Don’t discount the power of vomit in certain situations as a dx tool.
That can ALSO be used to save a life…
geoff the aardvark
MARCH 16, 2022 AT 9:17 AM
“I had to learn the hard way and only did this once in the Philippines which is why I don’t drink alcohol, it literally made me as sick as a dog”
..in the Philippines? Sick AS a dog or sick OF the dog?
…pretty sure you know what “Aso” stew is in Tagalog, but the question is, did you indulge before drinking…
…of course, in a bar in the Philippines a “Balut” is also available, and I’m pretty sure THAT wouldn’t help your digestion either…

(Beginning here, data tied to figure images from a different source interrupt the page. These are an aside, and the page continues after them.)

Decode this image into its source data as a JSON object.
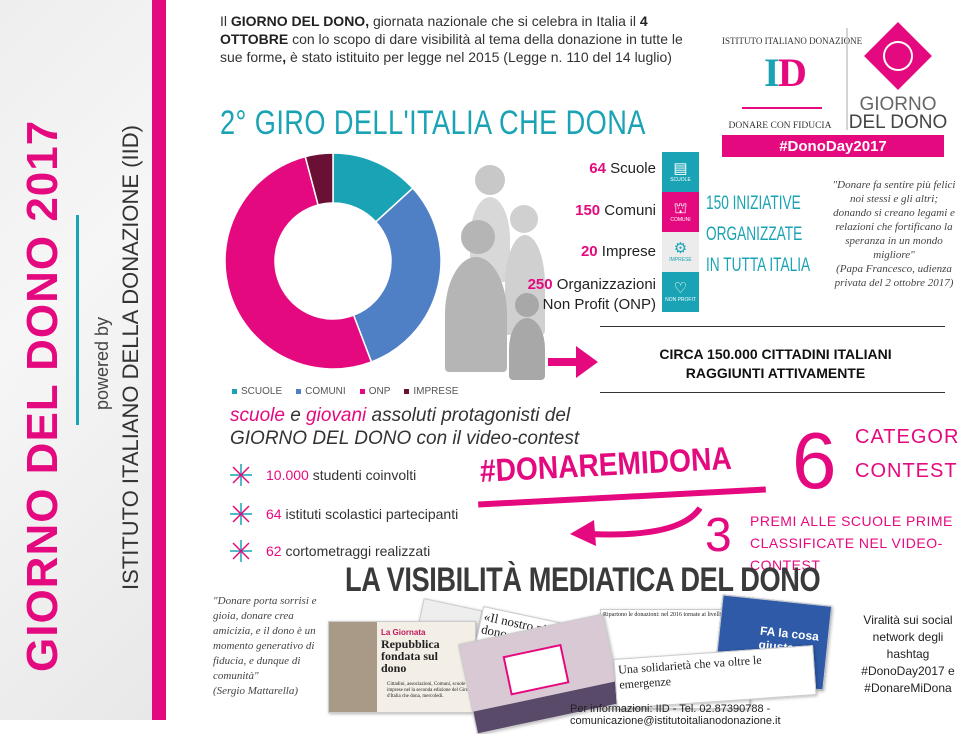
{
  "sidebar": {
    "title": "GIORNO DEL DONO 2017",
    "powered_by": "powered by",
    "organization": "ISTITUTO ITALIANO DELLA DONAZIONE (IID)"
  },
  "intro": {
    "p1": "Il ",
    "b1": "GIORNO DEL DONO,",
    "p2": " giornata nazionale che si celebra in Italia il ",
    "b2": "4 OTTOBRE",
    "p3": " con lo scopo di dare visibilità al tema della donazione in tutte le sue forme",
    "b3": ",",
    "p4": " è stato istituito per legge nel 2015 (Legge n. 110 del 14 luglio)"
  },
  "headline": "2° GIRO DELL'ITALIA CHE DONA",
  "logo": {
    "arc_text": "ISTITUTO ITALIANO DONAZIONE",
    "mark": "ID",
    "tagline": "DONARE CON FIDUCIA",
    "brand1": "GIORNO",
    "brand2": "DEL DONO",
    "hashtag": "#DonoDay2017"
  },
  "chart_data": {
    "type": "pie",
    "donut": true,
    "categories": [
      "SCUOLE",
      "COMUNI",
      "ONP",
      "IMPRESE"
    ],
    "values": [
      64,
      150,
      250,
      20
    ],
    "colors": [
      "#1aa3b5",
      "#4f7fc4",
      "#e5097f",
      "#6b1035"
    ],
    "legend": "bottom"
  },
  "counts": [
    {
      "num": "64",
      "label": " Scuole",
      "tile": "SCUOLE",
      "icon": "book-icon",
      "color": "#1aa3b5"
    },
    {
      "num": "150",
      "label": " Comuni",
      "tile": "COMUNI",
      "icon": "building-icon",
      "color": "#e5097f"
    },
    {
      "num": "20",
      "label": " Imprese",
      "tile": "IMPRESE",
      "icon": "gears-icon",
      "color": "#ececec"
    },
    {
      "num": "250",
      "label": " Organizzazioni",
      "label2": "Non Profit (ONP)",
      "tile": "NON PROFIT",
      "icon": "heart-icon",
      "color": "#1aa3b5"
    }
  ],
  "tile_prefix": "DONODAY",
  "initiatives": {
    "l1": "150 INIZIATIVE",
    "l2": "ORGANIZZATE",
    "l3": "IN TUTTA ITALIA"
  },
  "pope_quote": {
    "text": "\"Donare fa sentire più felici noi stessi e gli altri; donando si creano legami e relazioni che fortificano la speranza in un mondo migliore\"",
    "source": "(Papa Francesco, udienza privata del 2 ottobre 2017)"
  },
  "citizens": {
    "l1": "CIRCA 150.000 CITTADINI ITALIANI",
    "l2": "RAGGIUNTI ATTIVAMENTE"
  },
  "schools": {
    "w1": "scuole",
    "w2": " e ",
    "w3": "giovani",
    "w4": " assoluti protagonisti del",
    "l2a": "GIORNO DEL DONO",
    "l2b": " con il video-contest"
  },
  "stats": [
    {
      "num": "10.000",
      "label": " studenti coinvolti"
    },
    {
      "num": "64",
      "label": " istituti scolastici partecipanti"
    },
    {
      "num": "62",
      "label": " cortometraggi realizzati"
    }
  ],
  "contest": {
    "hashtag": "#DONAREMIDONA",
    "six": "6",
    "cat1": "CATEGORIE",
    "cat2": "CONTEST",
    "three": "3",
    "premi1": "PREMI ALLE SCUOLE PRIME",
    "premi2": "CLASSIFICATE NEL VIDEO-CONTEST"
  },
  "media": {
    "title": "LA VISIBILITÀ MEDIATICA DEL DONO",
    "quote": "\"Donare porta sorrisi e gioia, donare crea amicizia, e il dono è un momento generativo di fiducia, e dunque di comunità\"",
    "quote_source": "(Sergio Mattarella)",
    "clip1_kicker": "La Giornata",
    "clip1_head": "Repubblica fondata sul dono",
    "clip1_body": "Cittadini, associazioni, Comuni, scuole e imprese nel la seconda edizione del Giro d'Italia che dona, mercoledì.",
    "clip2_head": "«Il nostro pianeta dono ricevuto da con",
    "clip3_head": "Ripartono le donazioni: nel 2016 tornate ai livelli pre crisi",
    "clip4_head": "Una solidarietà che va oltre le emergenze",
    "clip5_text": "FA la cosa giusta",
    "viral": "Viralità sui social network degli hashtag #DonoDay2017 e #DonareMiDona"
  },
  "footer": "Per informazioni: IID - Tel. 02.87390788 - comunicazione@istitutoitalianodonazione.it"
}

Xxxx://3w.atlasobscura.OOM/foods/balut-duck-embryo-philippines
I never ate a balut or the skewered monkey on a stick in Olongapo City that was sold on street corners. They did have excellent fried rice though and I never asked if the meat came from a monkey or a dog or a cat. And there’s always the classic Barf a rama from Stand By Me to describe a puke fest. My son made a home made balut once when he was a kid by burying a hard boiled egg in a coffee can with a plastic lid on top and forgetting about it for a year or so and when he found the maggot covered remains of that egg and smelled that rotten smell he did end up barfing.
Buicks, hey?
xxxxx://youtu.be/Hoz9l4l8LYw
We used to call the all you can eat Chuck Wagon restaurant the Up Chuck Wagon back in the 60’s and 70’s. And all of us Junior High boys thought it was funnier than hell once when someone mentioned upchucking at a school assembly back in the mid 60’s. The same goes for the word defecate (instead of crap or shit) which we learned the meaning of in HS biology class.